Kalau kita bicara secara ilmiah tentu kita harus menghitung data, tapi yang jelas kasus diabetes itu meningkat dengan adanya COVID-19. Kasus kita yang sudah diabetes kemudian terkena COVID banyak yang meninggal. Yang terdata itu sudah sekitar 14 pasien diabetes yang meninggal karena terkena COVID. Jadi, dia memiliki risiko lebih buruk kalau sampai terkena COVID.

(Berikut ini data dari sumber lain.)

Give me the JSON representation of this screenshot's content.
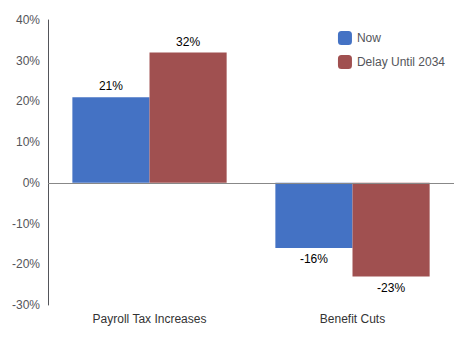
{
  "chart_data": {
    "type": "bar",
    "categories": [
      "Payroll Tax Increases",
      "Benefit Cuts"
    ],
    "series": [
      {
        "name": "Now",
        "color": "#4472C4",
        "values": [
          21,
          -16
        ],
        "value_labels": [
          "21%",
          "-16%"
        ]
      },
      {
        "name": "Delay Until 2034",
        "color": "#A05050",
        "values": [
          32,
          -23
        ],
        "value_labels": [
          "32%",
          "-23%"
        ]
      }
    ],
    "ylim": [
      -30,
      40
    ],
    "yticks": [
      {
        "value": -30,
        "label": "-30%"
      },
      {
        "value": -20,
        "label": "-20%"
      },
      {
        "value": -10,
        "label": "-10%"
      },
      {
        "value": 0,
        "label": "0%"
      },
      {
        "value": 10,
        "label": "10%"
      },
      {
        "value": 20,
        "label": "20%"
      },
      {
        "value": 30,
        "label": "30%"
      },
      {
        "value": 40,
        "label": "40%"
      }
    ],
    "grid": false,
    "legend": "upper right",
    "data_labels": true
  }
}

Bagi anak yang terkena penyakit diabetes, apakah boleh berpuasa atau memang dia ada ketentuan-ketentuan khusus untuk bisa melaksanakan ibadah puasa dalam kondisi penyakit diabetes?
Boleh puasa, tapi ada syaratnya. Misalnya, kita ada hitungannya yaitu HbA1c tidak boleh lebih dari 8, gula darah sewaktu tidak boleh lebih dari 250. Kedua, dia bisa hidup teratur. Kemudian pemberian insulin, karena dia sahur dan tidak makan sampai maghrib maka pemberian insulin dari jumlah yang dia pakai itu kita hanya berikan 75%. Penyuntikannya itu biasanya suntik malam, sebelum buka puasa, dan pada waktu sahur. Jadi, tiga kali suntikanya. Yang biasanya empat kali disuntik, sekarang kita berikan tiga kali dengan dosis 75% dari dosis biasa. Terutama anaknya sudah mengerti, sudah bisa mengatur makannya, dan sudah bisa mengatur aktivitasnya.